In their zeal to crack down on undocumented immigrants, federal immigration officials have accidentally arrested and tried to deport thousands of U.S. citizens in the past year alone. Americans who find themselves in this nightmarish situation say their protests to the police fall on deaf ears, and they are denied any opportunity to communicate with immigration agents to clarify the situation.
Some citizens are held for a few days while the situation is resolved, but others have been locked in prison for months. Take the case of Anthony A. Clarke, a Minneapolis man who was arrested and illegally detained for 43 days while federal agents tried to deport him:
Clarke’s case is the apparent fallout of an aggressive ICE [Immigration and Customs Enforcement] campaign to deport illegal immigrants who also have criminal records that show up during cross-checks of federal databases.
While those efforts have resulted in the deportation of hundreds of thousands of dangerous criminals, thousands of U.S. citizens have been snagged along the way, in part because agents operate in a secretive judicial environment where detention hearings are held out of public view.
After a detailed examination of federal immigration records, Prof. Jacqueline Stevens of Northwestern University estimated this year that about 4,000 American citizens were illegally detained or deported as aliens in 2010. In a study published last summer, she found that as many as 20,000 citizens may have been wrongly held or deported since 2003.
FBI records show that immigration agents were aware of Clarke’s legal status at the time he was arrested, and detained him anyway. The New York Times notes that “Any case where an American is held, even briefly, for immigration investigation is a potential wrongful arrest because immigration agents lack legal authority to detain citizens.” Clarke has filed a lawsuit in federal court.
In another horrifying case, a mentally-disabled citizen was actually deported and sent to prisons in Honduras and Guatemala before he was finally able to convince authorities there that he was an American.
The reason for the rising number of mistaken arrests appears to be ICE’s rapid expansion of Secure Communities, a deportation program, which has ballooned under President Obama and is widely criticized for eroding the trust between local police and immigrant communities and making it less likely that people will report crimes.

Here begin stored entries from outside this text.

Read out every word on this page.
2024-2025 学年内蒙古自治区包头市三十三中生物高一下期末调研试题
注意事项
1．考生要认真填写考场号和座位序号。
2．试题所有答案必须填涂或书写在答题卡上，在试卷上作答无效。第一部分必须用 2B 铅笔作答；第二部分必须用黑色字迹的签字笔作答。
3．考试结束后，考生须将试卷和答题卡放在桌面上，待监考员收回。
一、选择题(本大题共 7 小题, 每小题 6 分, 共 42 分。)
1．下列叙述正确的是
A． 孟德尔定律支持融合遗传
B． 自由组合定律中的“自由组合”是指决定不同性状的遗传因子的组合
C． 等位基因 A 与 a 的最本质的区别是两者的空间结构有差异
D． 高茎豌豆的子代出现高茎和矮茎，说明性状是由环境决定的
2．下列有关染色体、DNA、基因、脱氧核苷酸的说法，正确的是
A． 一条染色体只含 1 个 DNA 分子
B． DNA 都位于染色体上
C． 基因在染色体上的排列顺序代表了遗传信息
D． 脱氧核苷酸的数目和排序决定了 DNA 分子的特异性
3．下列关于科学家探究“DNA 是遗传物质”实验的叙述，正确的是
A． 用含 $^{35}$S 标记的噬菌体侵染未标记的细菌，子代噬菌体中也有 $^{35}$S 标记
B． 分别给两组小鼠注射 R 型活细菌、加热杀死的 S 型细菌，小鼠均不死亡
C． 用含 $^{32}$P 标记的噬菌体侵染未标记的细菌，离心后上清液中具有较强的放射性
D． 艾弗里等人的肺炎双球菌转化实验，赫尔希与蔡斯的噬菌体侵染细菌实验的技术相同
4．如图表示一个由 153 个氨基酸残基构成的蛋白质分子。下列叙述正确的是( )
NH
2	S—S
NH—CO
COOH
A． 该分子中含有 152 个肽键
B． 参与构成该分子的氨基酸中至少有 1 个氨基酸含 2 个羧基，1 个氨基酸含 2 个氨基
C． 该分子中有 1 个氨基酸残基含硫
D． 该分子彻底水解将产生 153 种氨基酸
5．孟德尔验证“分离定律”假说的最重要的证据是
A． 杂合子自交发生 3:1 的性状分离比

Under the program, the fingerprints of every person booked at local jails are checked against Department of Homeland Security immigration databases. But the database is riddled with errors and routinely flags citizens as undocumented immigrants.
The administration’s harsh enforcement practices have resulted in 1.1 million deportations since the beginning of President Obama’s term, the highest numbers in six decades.
The Minneapolis Star-Tribune observes that these stories “raise disturbing questions about the tactics of immigration agents and the adequacy of checks and balances in a parallel court system overseeing the…ICE agency.”